Fearing that New York might very well reject the proposed Constitution, Alexander Hamilton decides to take up the pen and respond to the State's Anti-Federalist authors. Hamilton enlists the help of James Madison and John Jay, and on October 27, 1787 the first essay by "Publius" is published. The three authors write at a prodigious rate, with as many as four essays appearing weekly in New York newspapers. The final (eighty-fifth) Federalist essay appears on May 28, 1788. As it turns out, by then nine states have already ratified, thereby undermining the importance of New York's vote. Still, The Federalist almost immediately becomes the recognized authority on the meaning of the Constitution. It remains so today.
1788: Madison is a vocal and influential participant in the Virginia State ratifying convention. Virginia becomes the tenth State to ratify the Constitution. Shortly thereafter Madison is elected to the U.S. House of Representatives.
1789: Madison takes a seat in the U.S. House of Representatives and single-handedly assumes responsibility for preparing a bill of rights for the Congress to consider as amendments to the Constitution.
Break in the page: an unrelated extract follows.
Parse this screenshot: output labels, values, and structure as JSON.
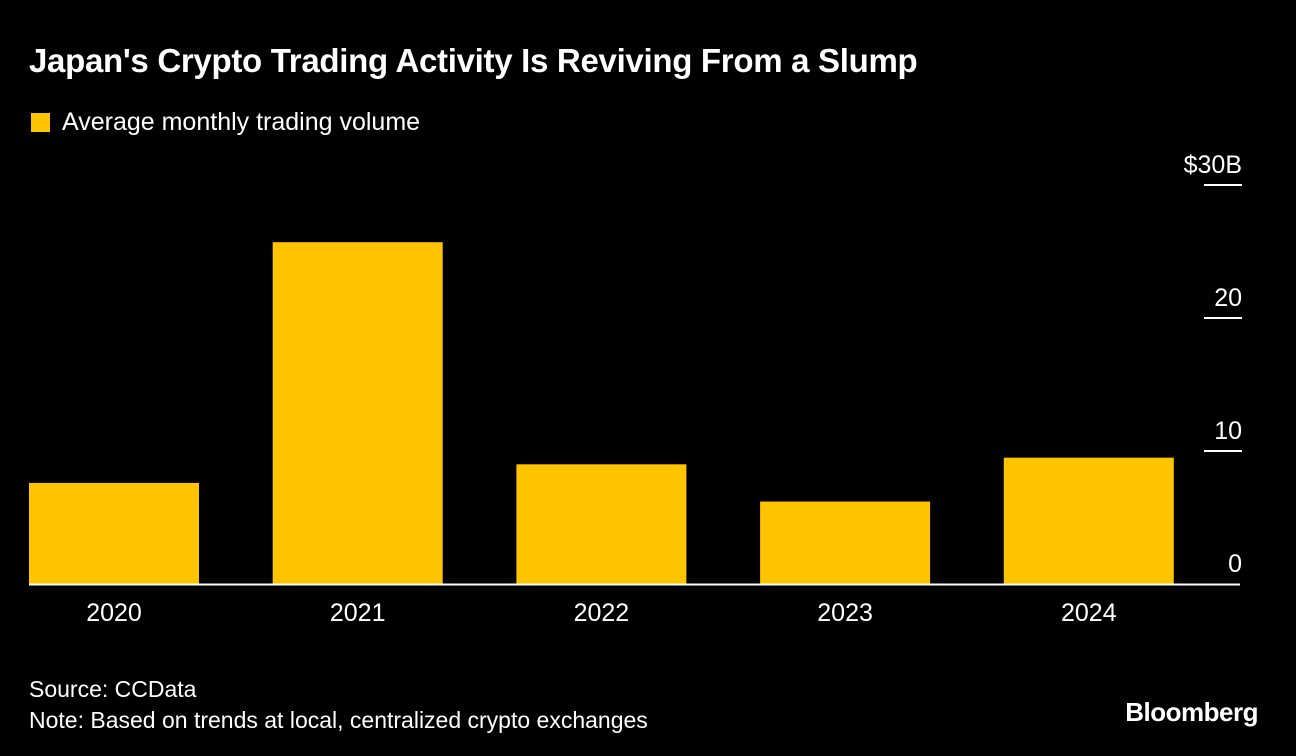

Sifting through nearly two hundred amendments proposed by the states, Madison puts together a list that focuses on the protection of private rights. His dogged determination is largely responsible for the adoption of the Bill of Rights. Still, he doesn't get everything he wants. The amendment that he considers "the most valuable . . . on the whole list"--a prohibition on the state governments against violating rights of conscience, freedom of the press, and trial by jury in criminal cases--is defeated during congressional debate. These rights (and others) will not apply to the state governments until well into the 20th century.
1791: The Bill of Rights is adopted when in December Virginia approves it, reaching the constitutionally required mark of three quarters of the states.